The Scottish Intercollegiate Guidelines Network (SIGN) has published the first UK guideline on fetal alcohol spectrum disorder (FASD). Traditionally, FASD has been used as a collective term to describe a range of conditions caused by prenatal exposure to alcohol (PAE). It is likely that FASD is under-diagnosed because of a lack of awareness among professionals and failure to consider PAE as a possible cause of neurodevelopmental delay and/or behavioural difficulties. SIGN aims to reduce confusion and improve diagnosis by defining FASD as a diagnostic term.

Dr Jenny Bennison summarises the recommendations from SIGN and highlights the role of primary care healthcare professionals in identifying children who are at risk. Although diagnosis of FASD cannot be made in primary care, GPs should be familiar with its signs and symptoms so that appropriate referrals for further investigations are made. Primary care professionals are also in an ideal position to gather accurate information about maternal alcohol history before, during, and after pregnancy.

In part one of a two-part series, Dr Toni Hazell provides 10 top tips on sexually transmitted infections (STIs). In this first article, Dr Hazell starts by explaining how to take a full sexual history and screen asymptomatic patients. The remaining tips focus on chlamydia, with discussion of new treatment recommendations, when a test of cure is necessary, and how to handle partner notification. The June 2019 issue of Guidelines in Practice will feature part two, which includes top tips on other STIs.

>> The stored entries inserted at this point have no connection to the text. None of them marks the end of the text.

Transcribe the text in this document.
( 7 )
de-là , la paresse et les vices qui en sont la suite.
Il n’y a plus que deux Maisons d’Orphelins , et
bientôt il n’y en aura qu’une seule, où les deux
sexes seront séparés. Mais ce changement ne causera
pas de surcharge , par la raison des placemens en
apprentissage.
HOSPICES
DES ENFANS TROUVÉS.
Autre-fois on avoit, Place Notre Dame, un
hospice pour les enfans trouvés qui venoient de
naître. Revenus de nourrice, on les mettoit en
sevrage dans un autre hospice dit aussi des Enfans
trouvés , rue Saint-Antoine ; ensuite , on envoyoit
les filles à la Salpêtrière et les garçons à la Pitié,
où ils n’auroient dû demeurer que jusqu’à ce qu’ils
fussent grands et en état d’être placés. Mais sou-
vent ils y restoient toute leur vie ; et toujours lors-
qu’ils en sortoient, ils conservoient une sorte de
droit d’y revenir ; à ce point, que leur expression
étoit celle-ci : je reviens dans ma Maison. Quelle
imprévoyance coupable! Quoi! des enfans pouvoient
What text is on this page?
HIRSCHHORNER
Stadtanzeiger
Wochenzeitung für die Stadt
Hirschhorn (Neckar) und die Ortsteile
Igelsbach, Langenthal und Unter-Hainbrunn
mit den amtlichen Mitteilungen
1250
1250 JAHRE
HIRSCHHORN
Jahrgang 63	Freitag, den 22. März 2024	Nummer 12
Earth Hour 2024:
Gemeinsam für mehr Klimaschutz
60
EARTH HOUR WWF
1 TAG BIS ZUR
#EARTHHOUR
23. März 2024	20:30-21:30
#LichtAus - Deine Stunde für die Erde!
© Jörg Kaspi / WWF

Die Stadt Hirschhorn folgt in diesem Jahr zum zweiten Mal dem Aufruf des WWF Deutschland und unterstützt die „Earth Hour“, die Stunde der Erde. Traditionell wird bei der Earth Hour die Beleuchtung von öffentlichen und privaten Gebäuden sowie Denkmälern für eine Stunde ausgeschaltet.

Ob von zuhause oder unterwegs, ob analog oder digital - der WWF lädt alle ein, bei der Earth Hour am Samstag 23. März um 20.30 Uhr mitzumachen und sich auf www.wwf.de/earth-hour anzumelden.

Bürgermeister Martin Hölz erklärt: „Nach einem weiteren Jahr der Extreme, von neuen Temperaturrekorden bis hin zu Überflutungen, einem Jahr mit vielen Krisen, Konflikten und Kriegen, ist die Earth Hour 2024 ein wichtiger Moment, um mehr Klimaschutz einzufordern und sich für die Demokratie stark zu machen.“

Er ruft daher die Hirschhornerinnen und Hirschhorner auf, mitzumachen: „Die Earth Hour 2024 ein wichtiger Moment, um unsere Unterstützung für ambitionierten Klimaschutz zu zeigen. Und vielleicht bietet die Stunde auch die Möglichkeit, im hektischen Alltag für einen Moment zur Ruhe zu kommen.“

Dr Honor Merriman shares top tips for GPs on how to ensure that they are ready for their appraisal, and how to get the most out of it. Capturing reflections and learning is harder to do when the relevant event took place months ago, and it may also mean that opportunities for a change in practice are missed. Collecting information throughout the year can help to avoid unnecessary stress. It is also important to be selective about the items included in the appraisal portfolio; not all meetings or events need to be added, and not all items need to have reflective notes. The appraisal should also be recognised as an opportunity to improve GP morale, and create a healthier workforce—Dr Merriman recommends: ‘Instead of thinking, “I need to postpone my appraisal because I am stressed’’, practitioners should think, “I need to arrange my appraisal because I am stressed”’.

In the View from the ground, Tamsyn Crane ponders the complexities of co-sleeping based on her own experience, and what information and advice is available to ensure that it is done safely.